Un incidente talmente brutto che i primi soccorritori temettero il peggio sicché tutti trassero un respiro di sollievo allorché si seppe che i tre erano, si. feriti, ma non tanto seriamente, come sarebbe stato assicurato anche all’atto del tempestivo ricovero presso il pronto soccorso del nosocomio casertano, ove peraltro lavorano e sono stimati moltissimo più componenti della propria famiglia.
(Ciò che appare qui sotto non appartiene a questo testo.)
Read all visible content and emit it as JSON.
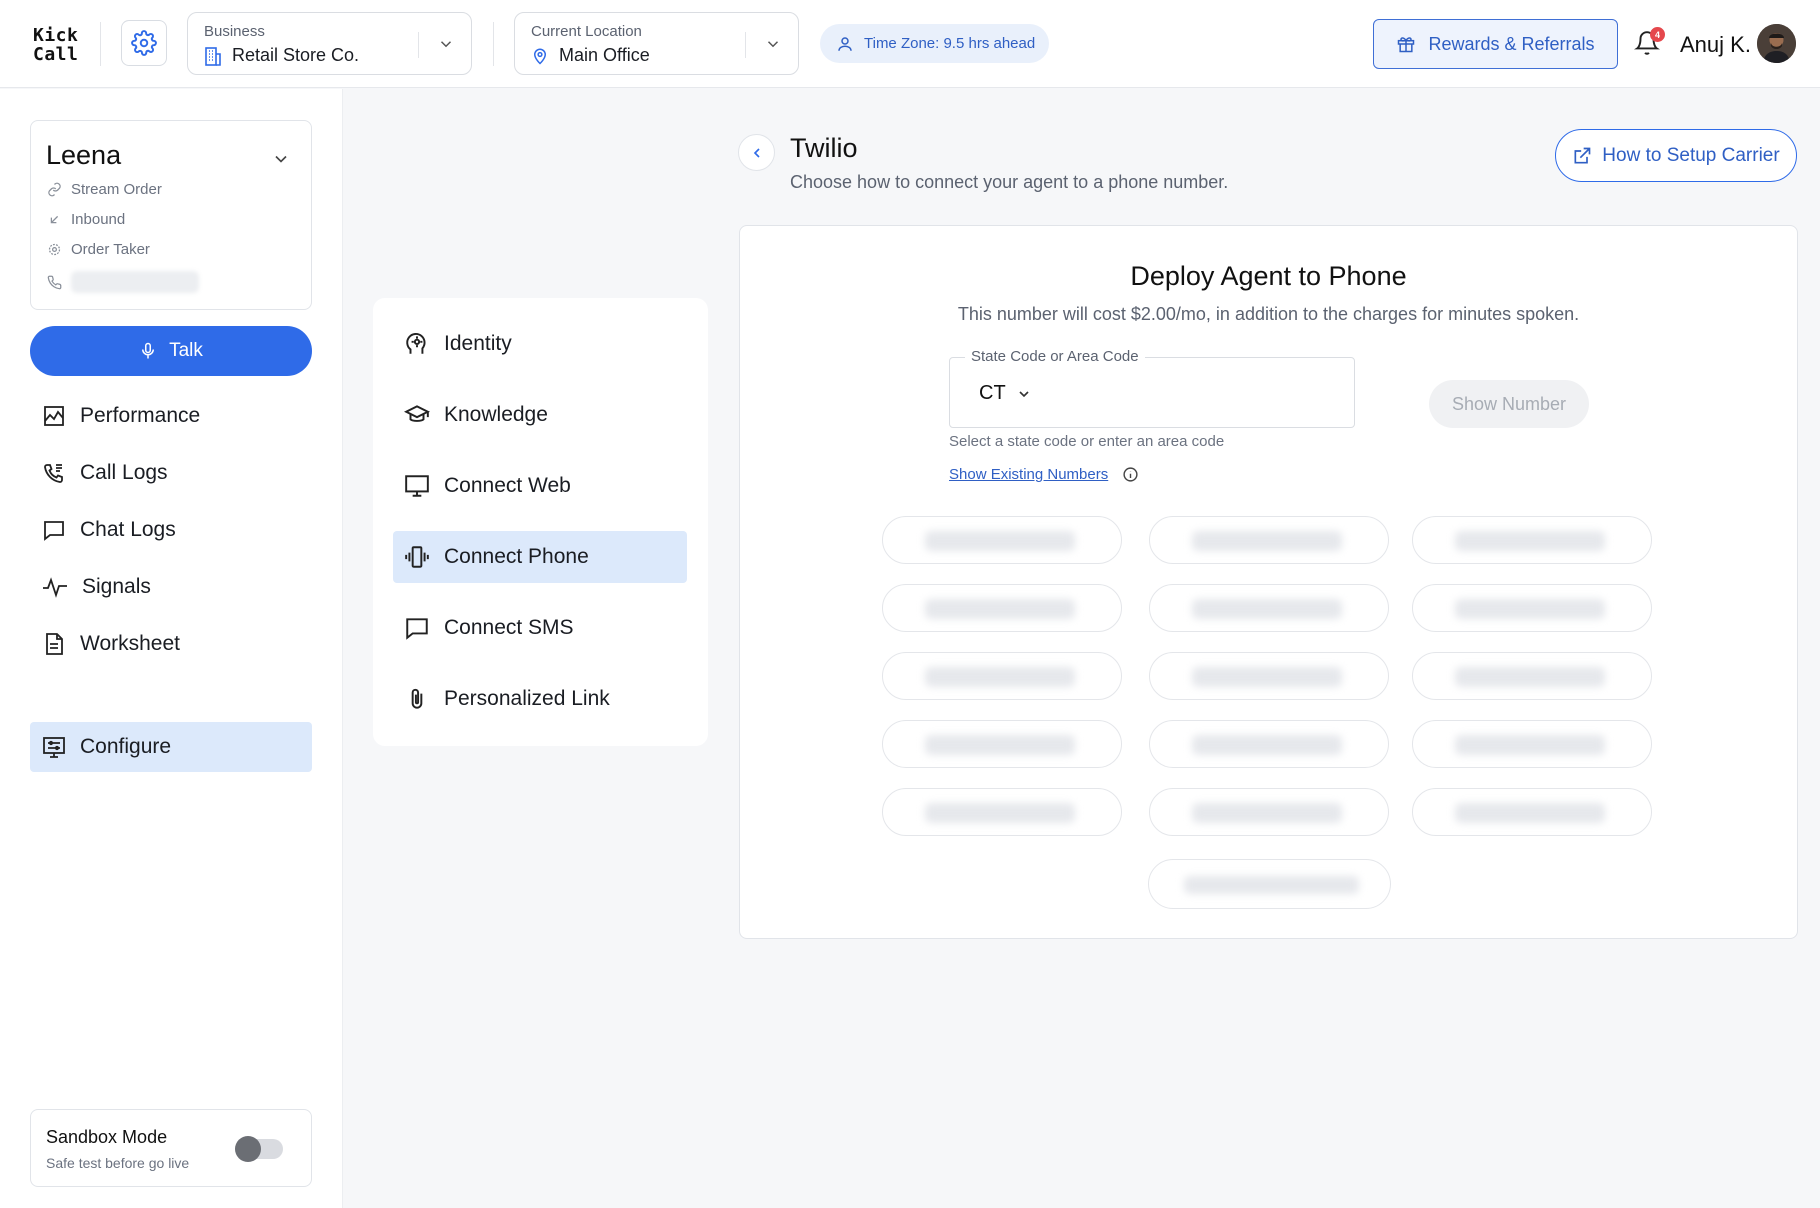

La morte del ragioniere Puorto pertanto sarebbe conseguita a un improvviso malore indipendente dal sinistro veicolare atteso che qualche giorno dopo l’incidente, lo stesso fu dimesso dall’ospedale civile casertano ma, purtroppo, dopo alcuni giorni, proprio a causa di un improvviso malore, fu nuovamente ricoverato al nosocomio casertano.
Sarebbe stato determinato da complicazioni cardiache, quindi, il decesso di “Gigino” come il compianto è stato ricordato nei murali fatti affiggere dalla famiglia, che si confondevano fra i tanti voluti da vari enti ed istituzioni (ma stranamente, pare, non quelli del “suo” Comune), per le quali il compianto era degno della massima stima, come d’altronde, praticamente, era per l’intera cittadinanza, che non a caso si è ritrovata, con tantissimi forestieri, a gremire il duomo e lo stesso sagrato antistante allorché, nel pomeriggio di venerdì, si sono celebrate le esequie prima che, seguito da una folla insolitamente silenziosa fino a Portavetere, il feretro procedesse verso l’ultimo viaggio e sicuramente la sua anima verso il più lungo: destinazione paradiso, se, come ammonisce la fede, davvero ciò dipende dal bene fatto su questa terra.
Nel triste frangente, la redazione esterna il sentito cordoglio di quanti vi collaborano per l’inconsolabile vedova, signora Vera, ed i figli, con rispettive consorti e prole, Antonino, Mario, Dario, Betty e Gilda, moglie, quest’ultima, dell’ex assessore provinciale e attuale consigliere comunale di Piedimonte Matese Daniele Ferrucci, ricordando il compianto “don” Luigi con un collage di foto “d’epoca”.